Meaningless Stat. Penn State had 501 total yards to Nebraska’s 298 – and lost by seven. Last week, Nebraska had 442 yards to Northwestern’s 317 last week – and lost by eight.
It’s almost like total yardage is a pretty meaningless statistic. It’s not quite like a Win in baseball, but please keep in mind that total yardage can be incredibly misleading. In many ways, Nebraska beat Penn State in the same manner that Northwestern beat Nebraska last week – by forcing the opponent to be methodical down the field, and preventing touchdowns in the red zone.
Second Half Struggles. Nebraska has played three games in 2020. It has scored six points – in total – in the second half. That works out to 0.067 points per minute. Nebraska’s run a total of 95 second-half plays, yielding 0.063 points per play.
That’s … bad.
Thankfully Nebraska had a big enough first half lead to survive the second half offensive power outage – as well as facing an opponent somehow worse in the red zone than NU. While a win like this is critical for the team’s psyche, Nebraska can’t just cede the second half offensively if it wants to turn that mythical corner.
Staying Sharp. Nebraska’s still struggling with getting correct personnel in on offense, even coming out of stoppages of play. It wasn’t nearly the struggle it had been in weeks past, but those are the kinds of mistakes that just simply shouldn’t happen at all.
Converting. Much like last week, third down and red zone conversions for Nebraska were anemic. Nebraska was 4-for-12 on third downs, and 1-for-4 in touchdowns scored in the red zone. Both of those statistics are a big reason why Penn State was able to mount a comeback and – almost – snatch a victory away from Nebraska.
AND THE FOOT IN THE GROUND
Well, there it is, Husker Fan. We’ve talked a lot here about how winning begets winning. Now – finally – Nebraska has gotten a payoff for all its hard work. Now there’s some confidence that can build from a win over a marquee team.

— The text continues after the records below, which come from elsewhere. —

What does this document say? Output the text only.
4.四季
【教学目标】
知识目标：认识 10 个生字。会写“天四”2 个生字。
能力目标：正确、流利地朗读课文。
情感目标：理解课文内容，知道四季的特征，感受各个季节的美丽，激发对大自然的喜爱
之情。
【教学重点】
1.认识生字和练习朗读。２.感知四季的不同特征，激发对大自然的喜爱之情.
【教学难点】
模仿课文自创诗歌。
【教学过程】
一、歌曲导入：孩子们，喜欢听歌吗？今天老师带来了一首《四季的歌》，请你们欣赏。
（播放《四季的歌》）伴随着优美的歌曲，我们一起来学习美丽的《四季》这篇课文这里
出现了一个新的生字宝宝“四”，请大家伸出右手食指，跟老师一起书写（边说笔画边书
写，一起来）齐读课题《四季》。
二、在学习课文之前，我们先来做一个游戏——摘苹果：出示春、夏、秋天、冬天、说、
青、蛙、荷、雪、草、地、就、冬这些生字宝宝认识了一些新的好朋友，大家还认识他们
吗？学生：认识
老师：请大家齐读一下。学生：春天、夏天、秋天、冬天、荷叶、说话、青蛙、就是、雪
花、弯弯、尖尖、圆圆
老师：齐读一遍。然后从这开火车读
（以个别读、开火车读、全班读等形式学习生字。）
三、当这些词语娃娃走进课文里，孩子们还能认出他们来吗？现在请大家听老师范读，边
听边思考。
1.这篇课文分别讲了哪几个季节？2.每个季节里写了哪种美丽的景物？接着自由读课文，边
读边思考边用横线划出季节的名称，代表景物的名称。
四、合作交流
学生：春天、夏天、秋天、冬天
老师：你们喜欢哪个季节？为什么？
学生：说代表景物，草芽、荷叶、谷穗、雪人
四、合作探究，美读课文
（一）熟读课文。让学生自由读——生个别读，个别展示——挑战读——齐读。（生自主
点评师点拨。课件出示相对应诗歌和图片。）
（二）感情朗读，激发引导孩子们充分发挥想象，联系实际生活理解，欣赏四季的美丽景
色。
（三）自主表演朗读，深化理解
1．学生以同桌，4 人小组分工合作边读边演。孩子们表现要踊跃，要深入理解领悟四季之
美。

Yes, I know Penn State is 0-4, but it’s still Penn State. There’s still NFL guys – a bunch of them – that were on the field trying to muster that comeback. And, finally, Nebraska was in a tight spot and made the winning play instead of having the winning play made against it.

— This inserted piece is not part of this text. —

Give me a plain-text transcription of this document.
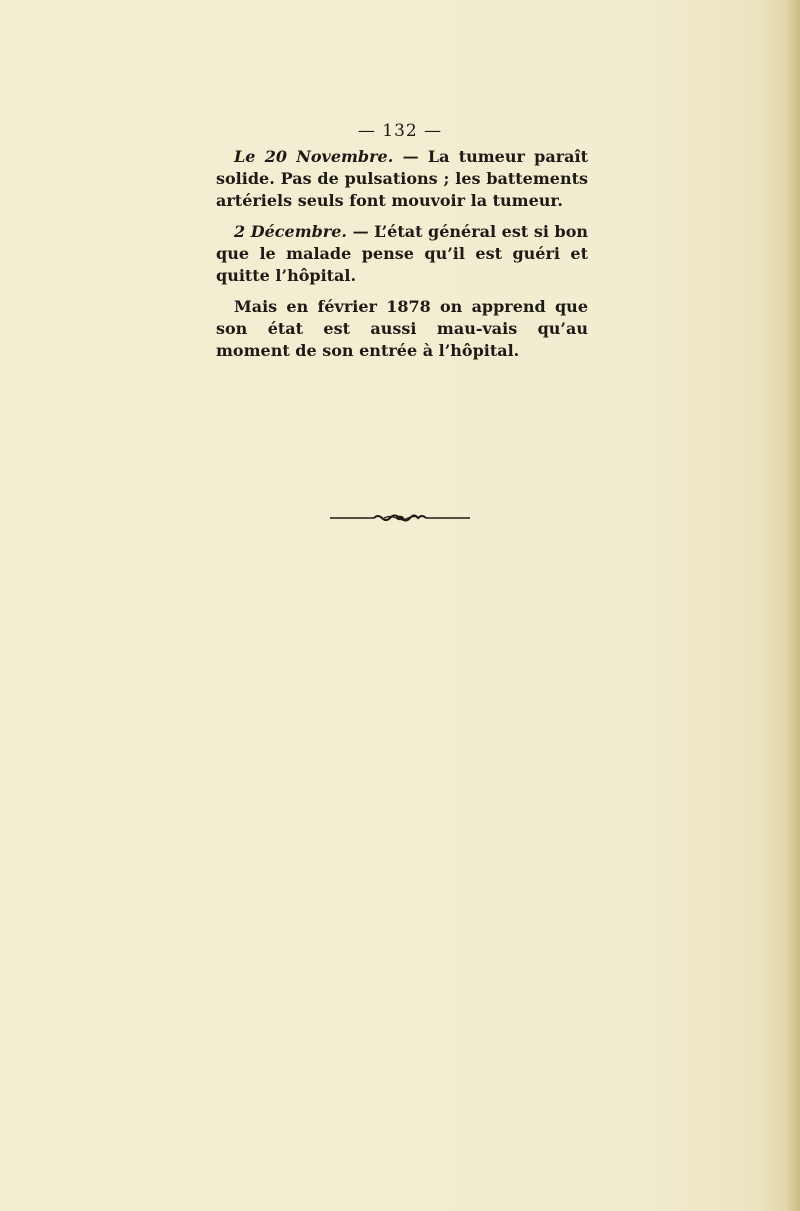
— 132 —

Le 20 Novembre. — La tumeur paraît solide. Pas de pulsations ; les battements artériels seuls font mouvoir la tumeur.

2 Décembre. — L’état général est si bon que le malade pense qu’il est guéri et quitte l’hôpital.

Mais en février 1878 on apprend que son état est aussi mau-vais qu’au moment de son entrée à l’hôpital.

The closest thing Nebraska had to that kind of a result was last year’s 13-10 thriller over Northwestern. Given how anemic Nebraska’s offense was in that game, it was hard to see it as a turning point – and with Nebraska getting bullied by Minnesota the following week, 34-7, it clearly wasn’t.
This feels a little different. Nebraska really dominated Penn State in the first half. Then, the calamitous find-a-way-to-lose Nebraska showed up in the second half. But the defense bowed up, again and again, and made two goal line stands to preserve a win.
So, let’s see if this is when Nebraska as a program finally puts a metaphorical foot in the ground to change direction. Next week Illinois comes to town, coming off its first win of the season after handing the starting quarterback job to dual threat freshman Isaiah Williams.
The opportunity is there for Nebraska to get only its fourth back-to-back winning streak in Frost’s tenure. A win over Illinois – a team that Nebraska has the talent to beat – puts Nebraska at .500 going into Black Friday against Iowa.
Nebraska got the win it desperately needed, to put confidence and hope into a battered program. Let’s see if that foot in the ground holds, and Nebraska can build on this victory to change the direction of the program.